We started to make videos of what was going on and about the protests, which the people were able to share on different networks. While we were shooting what really went on, I saw that the people were fragile. Often, they were very sad and down. But I rather wanted to show how strong they are and how they engaged in this David-and-Goliath struggle. So, since I don't believe in conventional documentary anyway, I started to write the story as a fiction. The camera was a way to reinforce their position, to translate their real strength into the images. It was important [to consider] what position the camera adopted.

You avoided having talking heads or interviews with experts, and you really relied on the people themselves. Could you elaborate on your choice?
Because it best suits the intention to show the struggle of David against Goliath. For the protagonists, it's difficult to have a precise idea of who they are fighting against. They never see the people at the top of it all. For me, cinema is not about showing black and white, but more the grey areas. The intention was to show people involved in the bureaucracy, but the little ones, the ones who are part of the populace. Everyone is just a little cog in the machine.

There are a few elements such as the music and some visual aspects that lend the film a fairy tale-like character. Was this your intention?
There is this expression that the region of Covas do Barroso is a wonderful kingdom. It was written by a famous Portuguese author, Miguel Torga. For me, his novels were part of the creation of this world because I didn't want to make something like a National Geographic film. The nature and the wonder of the place give it a kind of fairy-tale character. But I didn't want to explain who is threatened, or that the nature and animals there are at risk of perishing. I wanted to focus on the people. Moreover, even though I live in the suburbs of Lisbon, I grew up in the countryside. I therefore don't view the scenery as exotic. And I wanted to avoid giving an exotic perspective of it in the film.

How did you work with these people, who had no acting experience?
The problem is that they didn't have time. They had to work.
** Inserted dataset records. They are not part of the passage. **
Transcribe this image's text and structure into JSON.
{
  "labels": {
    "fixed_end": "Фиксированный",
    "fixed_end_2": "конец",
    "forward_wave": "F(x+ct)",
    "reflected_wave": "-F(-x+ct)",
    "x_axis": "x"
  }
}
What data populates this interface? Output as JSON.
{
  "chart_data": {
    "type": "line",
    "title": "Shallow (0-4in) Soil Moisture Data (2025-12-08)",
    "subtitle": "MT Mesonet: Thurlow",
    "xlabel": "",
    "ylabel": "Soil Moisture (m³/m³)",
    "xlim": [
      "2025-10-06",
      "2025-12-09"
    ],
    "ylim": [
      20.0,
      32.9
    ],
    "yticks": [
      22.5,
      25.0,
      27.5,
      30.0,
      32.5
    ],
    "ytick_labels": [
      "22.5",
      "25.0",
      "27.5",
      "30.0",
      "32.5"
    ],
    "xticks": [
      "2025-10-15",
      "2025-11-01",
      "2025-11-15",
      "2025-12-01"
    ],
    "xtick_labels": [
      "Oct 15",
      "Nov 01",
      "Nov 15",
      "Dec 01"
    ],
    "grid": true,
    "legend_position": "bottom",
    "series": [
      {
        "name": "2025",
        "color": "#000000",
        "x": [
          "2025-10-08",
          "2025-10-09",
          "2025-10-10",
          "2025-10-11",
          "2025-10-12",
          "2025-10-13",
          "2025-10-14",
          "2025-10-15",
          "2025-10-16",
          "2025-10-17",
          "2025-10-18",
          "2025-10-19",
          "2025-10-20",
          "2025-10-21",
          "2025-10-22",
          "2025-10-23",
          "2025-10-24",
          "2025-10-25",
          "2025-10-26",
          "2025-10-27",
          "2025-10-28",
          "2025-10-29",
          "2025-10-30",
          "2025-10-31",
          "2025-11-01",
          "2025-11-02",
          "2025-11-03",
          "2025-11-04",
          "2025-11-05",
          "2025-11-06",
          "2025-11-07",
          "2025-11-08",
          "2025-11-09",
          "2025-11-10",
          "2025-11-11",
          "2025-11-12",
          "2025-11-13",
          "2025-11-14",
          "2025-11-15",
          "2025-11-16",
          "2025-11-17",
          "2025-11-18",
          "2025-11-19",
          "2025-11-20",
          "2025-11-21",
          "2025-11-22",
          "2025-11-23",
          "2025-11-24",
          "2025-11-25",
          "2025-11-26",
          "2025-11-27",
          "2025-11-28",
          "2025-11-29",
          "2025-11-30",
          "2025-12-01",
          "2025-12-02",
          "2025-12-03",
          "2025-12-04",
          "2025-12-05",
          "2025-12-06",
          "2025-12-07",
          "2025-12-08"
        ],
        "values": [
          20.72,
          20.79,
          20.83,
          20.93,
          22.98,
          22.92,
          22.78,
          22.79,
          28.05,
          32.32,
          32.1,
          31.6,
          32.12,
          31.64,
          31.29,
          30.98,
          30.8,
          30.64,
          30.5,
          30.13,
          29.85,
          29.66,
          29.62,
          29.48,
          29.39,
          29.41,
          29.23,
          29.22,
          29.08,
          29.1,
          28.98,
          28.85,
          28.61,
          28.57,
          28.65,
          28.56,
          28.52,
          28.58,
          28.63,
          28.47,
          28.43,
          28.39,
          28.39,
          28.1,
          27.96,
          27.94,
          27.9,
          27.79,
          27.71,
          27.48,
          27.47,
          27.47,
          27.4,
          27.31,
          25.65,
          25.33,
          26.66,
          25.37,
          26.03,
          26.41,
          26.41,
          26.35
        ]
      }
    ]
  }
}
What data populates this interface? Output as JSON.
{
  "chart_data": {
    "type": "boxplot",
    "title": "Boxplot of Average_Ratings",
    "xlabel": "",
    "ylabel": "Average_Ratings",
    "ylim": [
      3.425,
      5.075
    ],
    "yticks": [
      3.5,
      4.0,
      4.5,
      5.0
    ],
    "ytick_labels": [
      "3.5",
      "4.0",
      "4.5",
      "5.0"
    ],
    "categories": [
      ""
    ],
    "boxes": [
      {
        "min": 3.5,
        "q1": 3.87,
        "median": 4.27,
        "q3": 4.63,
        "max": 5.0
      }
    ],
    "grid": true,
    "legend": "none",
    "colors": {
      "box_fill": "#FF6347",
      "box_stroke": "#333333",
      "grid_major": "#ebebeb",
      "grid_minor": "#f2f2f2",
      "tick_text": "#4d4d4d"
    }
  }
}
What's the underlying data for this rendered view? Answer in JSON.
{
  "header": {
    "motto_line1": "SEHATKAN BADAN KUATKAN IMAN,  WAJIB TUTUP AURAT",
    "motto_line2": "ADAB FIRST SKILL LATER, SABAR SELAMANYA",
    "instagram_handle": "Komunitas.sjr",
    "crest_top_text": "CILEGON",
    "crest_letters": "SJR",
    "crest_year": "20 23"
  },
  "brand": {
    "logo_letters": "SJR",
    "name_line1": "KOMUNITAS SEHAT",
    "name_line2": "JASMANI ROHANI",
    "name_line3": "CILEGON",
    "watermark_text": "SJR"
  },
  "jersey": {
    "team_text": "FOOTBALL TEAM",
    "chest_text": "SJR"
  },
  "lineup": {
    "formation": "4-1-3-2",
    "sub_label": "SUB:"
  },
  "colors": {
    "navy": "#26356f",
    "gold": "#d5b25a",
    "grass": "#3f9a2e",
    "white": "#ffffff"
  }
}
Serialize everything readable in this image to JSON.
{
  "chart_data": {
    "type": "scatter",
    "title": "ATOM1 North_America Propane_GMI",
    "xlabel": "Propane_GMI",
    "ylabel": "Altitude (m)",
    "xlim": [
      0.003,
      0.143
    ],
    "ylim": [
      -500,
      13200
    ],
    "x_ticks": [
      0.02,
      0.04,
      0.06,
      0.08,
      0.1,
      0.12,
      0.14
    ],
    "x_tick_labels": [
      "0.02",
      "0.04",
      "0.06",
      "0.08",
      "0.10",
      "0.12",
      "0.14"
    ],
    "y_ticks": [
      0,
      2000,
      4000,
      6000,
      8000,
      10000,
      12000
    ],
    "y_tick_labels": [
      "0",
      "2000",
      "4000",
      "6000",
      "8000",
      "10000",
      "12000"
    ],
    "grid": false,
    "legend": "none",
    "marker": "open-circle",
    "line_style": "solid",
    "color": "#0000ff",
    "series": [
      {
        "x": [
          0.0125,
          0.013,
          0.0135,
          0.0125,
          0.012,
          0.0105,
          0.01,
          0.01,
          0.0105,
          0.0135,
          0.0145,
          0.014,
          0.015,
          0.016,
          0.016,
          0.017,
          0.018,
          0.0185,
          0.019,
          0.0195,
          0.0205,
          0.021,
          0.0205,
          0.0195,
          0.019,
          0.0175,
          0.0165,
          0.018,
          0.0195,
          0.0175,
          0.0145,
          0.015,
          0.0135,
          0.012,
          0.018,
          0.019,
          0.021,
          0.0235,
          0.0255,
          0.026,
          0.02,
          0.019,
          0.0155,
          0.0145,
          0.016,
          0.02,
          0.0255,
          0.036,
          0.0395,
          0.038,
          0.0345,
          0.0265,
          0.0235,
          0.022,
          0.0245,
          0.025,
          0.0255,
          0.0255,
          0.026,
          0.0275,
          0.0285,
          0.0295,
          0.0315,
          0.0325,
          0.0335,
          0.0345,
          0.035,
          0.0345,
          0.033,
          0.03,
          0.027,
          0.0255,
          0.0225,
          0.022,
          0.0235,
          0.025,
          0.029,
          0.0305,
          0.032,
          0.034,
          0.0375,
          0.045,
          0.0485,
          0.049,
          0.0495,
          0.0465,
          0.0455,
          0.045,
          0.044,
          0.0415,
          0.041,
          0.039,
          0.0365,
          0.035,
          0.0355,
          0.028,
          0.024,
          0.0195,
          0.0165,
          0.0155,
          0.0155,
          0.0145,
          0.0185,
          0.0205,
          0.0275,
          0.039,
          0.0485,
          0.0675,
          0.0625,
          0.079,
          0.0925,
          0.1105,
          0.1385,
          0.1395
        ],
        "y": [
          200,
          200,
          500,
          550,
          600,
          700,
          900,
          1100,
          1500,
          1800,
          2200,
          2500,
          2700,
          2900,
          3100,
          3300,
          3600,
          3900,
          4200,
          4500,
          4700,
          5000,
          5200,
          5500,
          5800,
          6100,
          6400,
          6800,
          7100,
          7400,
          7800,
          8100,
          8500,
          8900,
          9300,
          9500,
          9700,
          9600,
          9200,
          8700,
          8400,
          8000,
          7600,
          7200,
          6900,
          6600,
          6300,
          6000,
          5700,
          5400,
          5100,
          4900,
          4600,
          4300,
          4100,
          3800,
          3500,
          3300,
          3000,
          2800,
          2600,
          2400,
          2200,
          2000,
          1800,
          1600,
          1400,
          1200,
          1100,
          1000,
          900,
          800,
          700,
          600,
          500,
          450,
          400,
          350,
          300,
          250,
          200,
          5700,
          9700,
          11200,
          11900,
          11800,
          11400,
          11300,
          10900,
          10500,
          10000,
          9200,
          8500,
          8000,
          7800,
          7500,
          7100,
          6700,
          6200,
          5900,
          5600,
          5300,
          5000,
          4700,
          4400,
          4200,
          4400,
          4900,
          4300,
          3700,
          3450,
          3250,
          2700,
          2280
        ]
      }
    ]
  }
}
In agriculture, you can't stop – even if I might have offered to pay them for their time. They don't care about the money. And that’s not the idea I have of making films. So mainly, it was important to prepare well and quickly. During the shoot, they never had more than one or two hours to spare at once. They had to understand the choreography and the framing. I gave them the dialogues right before the shoot so that they wouldn't get anxious. We mostly worked all together on the dialogues, but there was also room for improvisation.

What was the funding situation like for the film?
We just applied for post-production support but were not successful. We applied three years in a row for Portuguese state film funding. I was disappointed to see that we ranked very low. We finally got some money from two regional councils, but the film was mainly made possible thanks to the help we got from friends and our community.